L’article R. 441-8 poursuit :
I.-Lorsque la caisse engage des investigations, elle dispose d’un délai de quatre-vingt-dix jours francs à compter de la date à laquelle elle dispose de la déclaration d’accident et du certificat médical initial pour statuer sur le caractère professionnel de l’accident. Dans ce cas, la caisse adresse un questionnaire portant sur les circonstances ou la cause de l’accident à l’employeur ainsi qu’à la victime ou ses représentants, dans le délai de trente jours francs mentionné à l’article R. 441-7 et par tout moyen conférant date certaine à sa réception. Ce questionnaire est retourné dans un délai de vingt jours francs à compter de sa date de réception. La caisse peut en outre recourir à une enquête complémentaire. En cas de décès de la victime, la caisse procède obligatoirement à une enquête, sans adresser de questionnaire préalable.
La caisse informe la victime ou ses représentants ainsi que l’employeur de la date d’expiration du délai prévu au premier alinéa lors de l’envoi du questionnaire ou, le cas échéant, lors de l’ouverture de l’enquête.
II.-A l’issue de ses investigations et au plus tard soixante-dix jours francs à compter de la date à laquelle elle dispose de la déclaration d’accident et du certificat médical initial, la caisse met le dossier mentionné à l’article R. 441-14 à la disposition de la victime ou de ses représentants ainsi qu’à celle de l’employeur. Ceux-ci disposent d’un délai de dix jours francs pour le consulter et faire connaître leurs observations, qui sont annexées au dossier. Au terme de ce délai, la victime ou ses représentants et l’employeur peuvent consulter le dossier sans formuler d’observations.
La caisse informe la victime ou ses représentants et l’employeur des dates d’ouverture et de clôture de la période au cours de laquelle ils peuvent consulter le dossier ainsi que de celle au cours de laquelle ils peuvent formuler des observations, par tout moyen conférant date certaine à la réception de cette information et au plus tard dix jours francs avant le début de la période de consultation.
Il s’en déduit que la lettre d’information des différentes dates de la procédure est l’élément principal de la procédure d’instruction qui rythme les échanges entre les parties, et constitue l’illustration du caractère contradictoire de la procédure.
En l’espèce, il n’est pas contesté que la caisse ne justifie pas de la réception par la société de la dite lettre par un accusé de réception. Si le texte précité exige qu’il soit justifié d’une date certaine de la réception de ce document, on ne saurait se contenter du fait que l’employeur a complété le questionnaire qui lui était transmis dans les délais car dans ce cas, on ignore toujours la date exacte de réception et donc, la durée de consultation effective possible.
De même, si la caisse invoque l’envoi d’un courriel le 2 juin 2021 pour l’informer de la l’ouverture de la période de consultation, là encore, elle ne justifie ni de la teneur du courriel ni de sa réception.
A l’inverse, les copies d’écran qu’elle produit démontrent que la société n’a pas consulté le dossier, ce qui peut s’expliquer par l’absence de connaissance des dates de la procédure d’instruction et constitue un grief pour la société ainsi privée de pouvoir le consulter et de faire des dernières observations, le dossier étant désormais complet.
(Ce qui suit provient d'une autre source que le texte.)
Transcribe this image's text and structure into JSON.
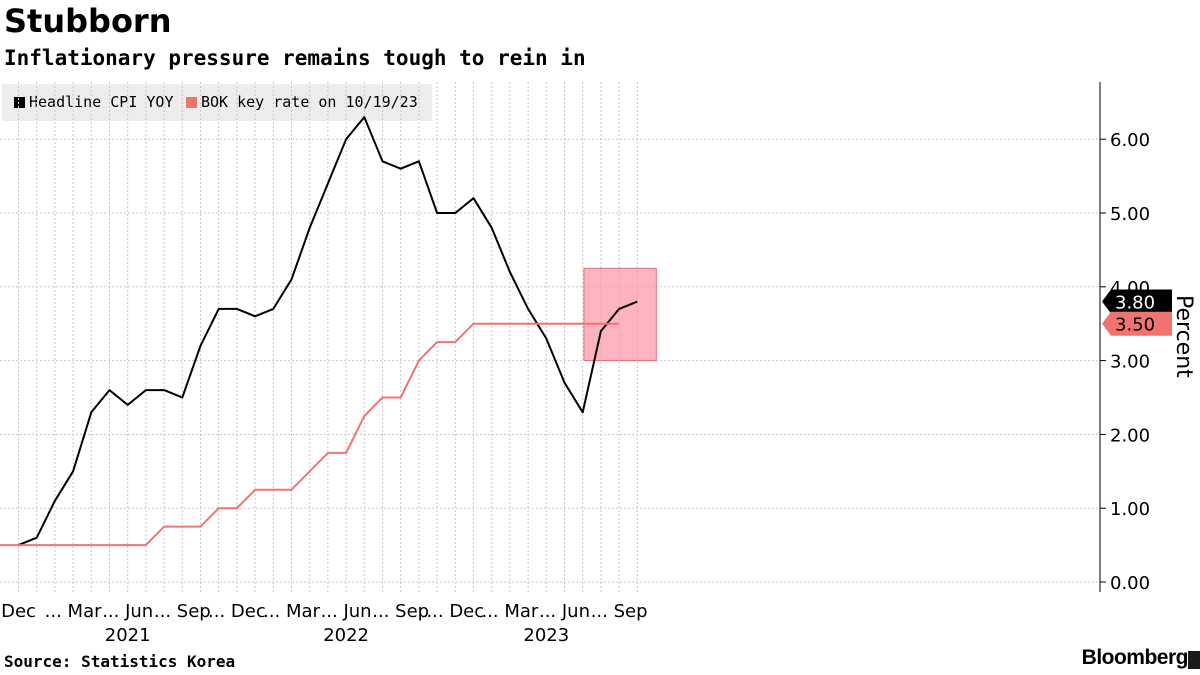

En conséquence, c’est à juste titre que le tribunal a considéré que l’absence de justification par la caisse de la réception de la lettre d’information entraînait l’inopposabilité de la décision de prise en charge, pour violation du caractère contradictoire de la procédure. Le jugement sera ainsi confirmé.
PAR CES MOTIFS
LA COUR,
CONFIRME le jugement entrepris,
Y ajoutant,
DÉBOUTE les parties du surplus de leurs demandes,
CONDAMNE la caisse primaire d’assurance maladie de [Localité 2] aux dépens.